I've been bitten loads of times by people writing their own path fiddling functions and getting it wrong. Spaces, slashes, backslashes, colons -- the possibilities for confusion are not endless, but mistakes are easily made anyway. So I'm a stickler for the use of os.path
, and recommend it on that basis.
(However, the path to virtue is not the one most easily taken, and many people when finding this are tempted to take a slippery path straight to damnation. They won't realise until one day everything falls to pieces, and they -- or, more likely, somebody else -- has to work out why everything has gone wrong, and it turns out somebody made a filename that mixes slashes and backslashes -- and some person suggests that the answer is "not to do that". Don't be any of these people.

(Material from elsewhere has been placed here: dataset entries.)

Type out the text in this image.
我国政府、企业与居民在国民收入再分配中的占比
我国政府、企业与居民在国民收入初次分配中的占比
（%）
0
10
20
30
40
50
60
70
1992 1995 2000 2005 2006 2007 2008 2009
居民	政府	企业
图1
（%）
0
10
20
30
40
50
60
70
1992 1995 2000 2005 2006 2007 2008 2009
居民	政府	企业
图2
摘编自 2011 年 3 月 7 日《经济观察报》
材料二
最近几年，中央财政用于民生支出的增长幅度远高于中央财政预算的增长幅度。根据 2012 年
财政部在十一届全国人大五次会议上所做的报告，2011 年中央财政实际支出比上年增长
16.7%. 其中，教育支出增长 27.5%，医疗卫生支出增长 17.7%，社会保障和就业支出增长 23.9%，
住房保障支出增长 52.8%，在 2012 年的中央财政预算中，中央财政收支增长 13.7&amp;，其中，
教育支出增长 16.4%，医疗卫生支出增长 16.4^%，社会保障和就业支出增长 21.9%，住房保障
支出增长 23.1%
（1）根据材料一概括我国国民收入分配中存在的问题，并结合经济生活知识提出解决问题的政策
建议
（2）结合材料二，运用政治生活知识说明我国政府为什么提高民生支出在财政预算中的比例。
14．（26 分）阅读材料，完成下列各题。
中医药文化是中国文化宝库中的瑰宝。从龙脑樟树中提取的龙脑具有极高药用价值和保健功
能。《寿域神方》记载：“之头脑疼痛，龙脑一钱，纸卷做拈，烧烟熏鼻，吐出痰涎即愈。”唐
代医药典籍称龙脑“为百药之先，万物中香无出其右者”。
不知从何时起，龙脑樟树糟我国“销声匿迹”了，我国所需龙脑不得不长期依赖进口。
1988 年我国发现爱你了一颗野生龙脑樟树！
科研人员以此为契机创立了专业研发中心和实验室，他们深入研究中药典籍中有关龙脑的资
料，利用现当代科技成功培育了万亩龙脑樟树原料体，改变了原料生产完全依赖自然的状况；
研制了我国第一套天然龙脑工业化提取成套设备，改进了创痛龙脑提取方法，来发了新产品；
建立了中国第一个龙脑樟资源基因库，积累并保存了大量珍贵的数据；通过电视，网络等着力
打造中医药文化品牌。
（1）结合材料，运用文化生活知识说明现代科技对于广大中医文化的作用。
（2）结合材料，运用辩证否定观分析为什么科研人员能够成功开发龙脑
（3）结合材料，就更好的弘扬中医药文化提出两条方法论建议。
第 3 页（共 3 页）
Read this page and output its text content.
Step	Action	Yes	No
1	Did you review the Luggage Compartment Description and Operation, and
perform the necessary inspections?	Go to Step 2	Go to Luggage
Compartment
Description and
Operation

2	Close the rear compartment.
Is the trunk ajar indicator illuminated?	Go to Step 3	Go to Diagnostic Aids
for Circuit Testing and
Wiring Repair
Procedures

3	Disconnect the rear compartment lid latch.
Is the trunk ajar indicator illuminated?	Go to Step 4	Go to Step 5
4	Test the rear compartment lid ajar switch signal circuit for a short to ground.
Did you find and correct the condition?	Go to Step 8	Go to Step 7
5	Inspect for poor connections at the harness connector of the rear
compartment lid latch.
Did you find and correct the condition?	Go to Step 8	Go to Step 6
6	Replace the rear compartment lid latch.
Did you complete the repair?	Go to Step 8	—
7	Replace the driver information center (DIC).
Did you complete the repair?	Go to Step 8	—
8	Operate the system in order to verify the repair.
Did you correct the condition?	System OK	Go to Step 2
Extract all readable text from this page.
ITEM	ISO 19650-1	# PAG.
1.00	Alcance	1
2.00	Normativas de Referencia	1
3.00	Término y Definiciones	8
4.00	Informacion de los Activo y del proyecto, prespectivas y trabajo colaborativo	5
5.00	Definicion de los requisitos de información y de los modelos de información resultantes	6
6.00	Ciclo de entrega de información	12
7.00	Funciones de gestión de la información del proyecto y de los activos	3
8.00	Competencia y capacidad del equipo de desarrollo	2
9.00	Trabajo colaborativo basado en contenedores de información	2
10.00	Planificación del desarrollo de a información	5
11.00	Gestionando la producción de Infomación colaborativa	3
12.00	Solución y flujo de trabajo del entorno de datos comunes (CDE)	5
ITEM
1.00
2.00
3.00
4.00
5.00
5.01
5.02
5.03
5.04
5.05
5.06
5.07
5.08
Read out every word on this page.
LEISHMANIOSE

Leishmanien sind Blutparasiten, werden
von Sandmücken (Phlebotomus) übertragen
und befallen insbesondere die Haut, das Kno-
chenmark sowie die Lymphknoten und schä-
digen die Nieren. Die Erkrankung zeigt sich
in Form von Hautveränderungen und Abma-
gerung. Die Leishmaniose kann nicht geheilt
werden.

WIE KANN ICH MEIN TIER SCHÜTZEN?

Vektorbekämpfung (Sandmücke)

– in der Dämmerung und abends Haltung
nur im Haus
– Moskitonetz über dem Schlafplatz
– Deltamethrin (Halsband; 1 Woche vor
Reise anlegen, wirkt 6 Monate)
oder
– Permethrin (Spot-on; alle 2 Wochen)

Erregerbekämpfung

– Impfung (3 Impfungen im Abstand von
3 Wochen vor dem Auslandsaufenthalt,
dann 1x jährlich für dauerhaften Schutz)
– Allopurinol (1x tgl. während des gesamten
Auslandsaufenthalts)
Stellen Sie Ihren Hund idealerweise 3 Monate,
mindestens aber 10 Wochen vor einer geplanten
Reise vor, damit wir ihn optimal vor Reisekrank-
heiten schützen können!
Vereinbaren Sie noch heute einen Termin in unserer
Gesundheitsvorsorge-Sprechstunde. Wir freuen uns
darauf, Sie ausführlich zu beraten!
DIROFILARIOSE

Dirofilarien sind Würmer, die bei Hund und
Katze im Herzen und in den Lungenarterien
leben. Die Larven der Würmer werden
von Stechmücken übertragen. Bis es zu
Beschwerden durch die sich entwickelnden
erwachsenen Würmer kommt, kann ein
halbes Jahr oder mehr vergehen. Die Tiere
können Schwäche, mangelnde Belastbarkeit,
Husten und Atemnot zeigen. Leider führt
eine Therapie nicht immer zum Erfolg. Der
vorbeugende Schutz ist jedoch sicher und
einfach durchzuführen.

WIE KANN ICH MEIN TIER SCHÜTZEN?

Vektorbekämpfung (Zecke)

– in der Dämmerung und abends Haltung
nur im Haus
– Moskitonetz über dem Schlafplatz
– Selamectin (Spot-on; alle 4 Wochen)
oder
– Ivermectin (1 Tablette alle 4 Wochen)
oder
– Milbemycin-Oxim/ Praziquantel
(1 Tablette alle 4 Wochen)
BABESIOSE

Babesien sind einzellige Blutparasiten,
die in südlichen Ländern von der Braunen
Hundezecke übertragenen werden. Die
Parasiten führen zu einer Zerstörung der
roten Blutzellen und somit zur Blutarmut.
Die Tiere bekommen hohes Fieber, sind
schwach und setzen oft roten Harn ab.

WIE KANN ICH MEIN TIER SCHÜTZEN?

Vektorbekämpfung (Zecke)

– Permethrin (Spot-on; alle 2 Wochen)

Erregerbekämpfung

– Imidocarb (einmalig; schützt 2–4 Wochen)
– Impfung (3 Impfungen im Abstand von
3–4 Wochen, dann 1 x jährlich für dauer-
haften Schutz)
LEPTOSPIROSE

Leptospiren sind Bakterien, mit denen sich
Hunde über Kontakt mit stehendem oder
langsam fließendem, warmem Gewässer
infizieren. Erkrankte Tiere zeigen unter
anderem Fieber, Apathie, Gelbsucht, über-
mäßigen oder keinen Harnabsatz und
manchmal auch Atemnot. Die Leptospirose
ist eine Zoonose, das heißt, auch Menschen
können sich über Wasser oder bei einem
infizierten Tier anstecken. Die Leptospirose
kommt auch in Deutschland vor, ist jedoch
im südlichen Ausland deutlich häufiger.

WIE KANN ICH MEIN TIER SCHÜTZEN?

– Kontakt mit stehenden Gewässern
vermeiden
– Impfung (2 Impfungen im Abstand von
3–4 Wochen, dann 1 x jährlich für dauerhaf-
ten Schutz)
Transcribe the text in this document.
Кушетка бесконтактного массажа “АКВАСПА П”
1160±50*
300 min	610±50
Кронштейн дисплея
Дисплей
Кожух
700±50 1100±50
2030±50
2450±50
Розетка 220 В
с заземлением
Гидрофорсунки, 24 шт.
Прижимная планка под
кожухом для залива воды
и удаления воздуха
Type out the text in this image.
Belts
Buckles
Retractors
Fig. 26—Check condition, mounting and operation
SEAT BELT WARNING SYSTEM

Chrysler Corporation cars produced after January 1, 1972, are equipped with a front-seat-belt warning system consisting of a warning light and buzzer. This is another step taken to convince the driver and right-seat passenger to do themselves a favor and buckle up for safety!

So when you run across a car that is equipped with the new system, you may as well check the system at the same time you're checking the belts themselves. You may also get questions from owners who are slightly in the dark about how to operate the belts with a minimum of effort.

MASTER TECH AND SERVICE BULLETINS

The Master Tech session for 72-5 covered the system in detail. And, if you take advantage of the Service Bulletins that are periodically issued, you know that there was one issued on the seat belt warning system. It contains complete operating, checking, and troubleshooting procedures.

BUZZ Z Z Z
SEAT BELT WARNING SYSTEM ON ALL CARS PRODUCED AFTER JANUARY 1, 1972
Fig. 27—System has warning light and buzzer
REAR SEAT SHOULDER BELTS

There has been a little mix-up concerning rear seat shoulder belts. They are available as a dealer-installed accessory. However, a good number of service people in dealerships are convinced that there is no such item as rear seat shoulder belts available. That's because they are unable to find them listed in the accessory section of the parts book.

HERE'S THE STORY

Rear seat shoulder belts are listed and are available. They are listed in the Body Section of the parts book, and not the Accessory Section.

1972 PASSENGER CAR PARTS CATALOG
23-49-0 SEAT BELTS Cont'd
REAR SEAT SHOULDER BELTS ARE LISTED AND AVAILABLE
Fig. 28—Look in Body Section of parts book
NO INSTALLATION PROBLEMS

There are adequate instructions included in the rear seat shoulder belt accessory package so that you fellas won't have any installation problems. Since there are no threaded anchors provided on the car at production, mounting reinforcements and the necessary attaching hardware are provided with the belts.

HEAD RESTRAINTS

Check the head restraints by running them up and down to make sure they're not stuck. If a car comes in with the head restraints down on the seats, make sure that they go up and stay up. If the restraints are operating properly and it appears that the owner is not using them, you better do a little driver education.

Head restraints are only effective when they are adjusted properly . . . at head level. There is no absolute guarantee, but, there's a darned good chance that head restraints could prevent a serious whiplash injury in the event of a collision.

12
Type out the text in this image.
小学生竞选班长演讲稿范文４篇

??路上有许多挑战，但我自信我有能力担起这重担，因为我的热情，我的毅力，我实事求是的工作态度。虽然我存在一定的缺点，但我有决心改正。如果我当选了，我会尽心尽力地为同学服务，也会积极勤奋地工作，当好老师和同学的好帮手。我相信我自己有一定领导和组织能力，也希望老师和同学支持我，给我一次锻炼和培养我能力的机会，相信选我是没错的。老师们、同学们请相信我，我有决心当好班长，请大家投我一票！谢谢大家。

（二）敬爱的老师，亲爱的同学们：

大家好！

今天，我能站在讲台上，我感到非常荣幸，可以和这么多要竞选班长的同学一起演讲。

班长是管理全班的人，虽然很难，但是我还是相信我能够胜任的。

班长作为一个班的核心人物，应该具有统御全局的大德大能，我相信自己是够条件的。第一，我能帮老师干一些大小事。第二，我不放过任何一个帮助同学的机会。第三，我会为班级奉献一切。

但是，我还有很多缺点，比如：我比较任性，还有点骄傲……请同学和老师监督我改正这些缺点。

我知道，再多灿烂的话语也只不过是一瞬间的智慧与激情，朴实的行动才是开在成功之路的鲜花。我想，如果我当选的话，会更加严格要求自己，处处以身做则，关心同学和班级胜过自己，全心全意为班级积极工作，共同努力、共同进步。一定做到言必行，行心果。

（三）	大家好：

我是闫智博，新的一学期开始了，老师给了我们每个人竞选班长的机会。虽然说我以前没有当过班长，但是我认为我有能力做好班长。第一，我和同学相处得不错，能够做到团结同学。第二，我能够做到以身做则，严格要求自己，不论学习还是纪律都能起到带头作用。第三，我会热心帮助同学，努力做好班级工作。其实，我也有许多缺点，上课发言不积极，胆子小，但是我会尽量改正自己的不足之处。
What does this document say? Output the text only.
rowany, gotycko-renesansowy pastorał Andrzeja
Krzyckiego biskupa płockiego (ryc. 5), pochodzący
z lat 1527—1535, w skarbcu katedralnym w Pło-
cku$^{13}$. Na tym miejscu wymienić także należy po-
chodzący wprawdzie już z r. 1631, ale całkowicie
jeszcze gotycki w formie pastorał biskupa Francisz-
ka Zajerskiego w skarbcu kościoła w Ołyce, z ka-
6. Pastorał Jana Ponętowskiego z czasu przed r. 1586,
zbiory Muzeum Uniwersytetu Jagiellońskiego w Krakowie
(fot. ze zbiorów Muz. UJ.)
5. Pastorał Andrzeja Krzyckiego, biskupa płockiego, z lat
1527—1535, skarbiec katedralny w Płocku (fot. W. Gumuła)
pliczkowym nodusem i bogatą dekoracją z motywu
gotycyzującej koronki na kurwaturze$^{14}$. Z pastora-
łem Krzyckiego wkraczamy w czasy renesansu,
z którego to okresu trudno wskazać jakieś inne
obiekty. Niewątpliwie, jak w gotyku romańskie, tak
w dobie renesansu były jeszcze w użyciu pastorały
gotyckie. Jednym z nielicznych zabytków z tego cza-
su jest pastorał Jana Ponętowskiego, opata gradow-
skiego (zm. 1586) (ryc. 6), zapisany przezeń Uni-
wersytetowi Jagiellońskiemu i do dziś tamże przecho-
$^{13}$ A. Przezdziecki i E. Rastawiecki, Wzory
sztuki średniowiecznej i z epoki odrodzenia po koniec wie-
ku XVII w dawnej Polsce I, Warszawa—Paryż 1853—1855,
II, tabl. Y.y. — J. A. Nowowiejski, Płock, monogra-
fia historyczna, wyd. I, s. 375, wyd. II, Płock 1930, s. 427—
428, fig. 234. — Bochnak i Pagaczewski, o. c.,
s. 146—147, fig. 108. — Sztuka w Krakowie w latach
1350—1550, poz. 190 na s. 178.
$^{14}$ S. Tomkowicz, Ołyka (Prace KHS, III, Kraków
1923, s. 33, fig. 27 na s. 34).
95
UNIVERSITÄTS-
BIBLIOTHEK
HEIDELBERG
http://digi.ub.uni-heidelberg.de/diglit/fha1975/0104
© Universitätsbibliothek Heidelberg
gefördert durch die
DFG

Except for the one who mixed up slashes and backslashes -- you could be them if you like.)
You can get the drive and path+file like this:
drive,path_and_file=os.path.splitdrive(path)
Get the path and the file:
path,file=os.path.split(path_and_file)
Getting the individual folder names is not especially convenient, but it is the sort of honest middling discomfort that heightens the pleasure of later finding something that actually works well:
folders=[]
while 1:
path,folder=os.path.split(path)
if folder!="":
folders.append(folder)
else:
if path!="":
folders.append(path)
break
folders.reverse()
(This pops a "\"
at the start of folders
if the path was originally absolute. You could lose a bit of code if you didn't want that.)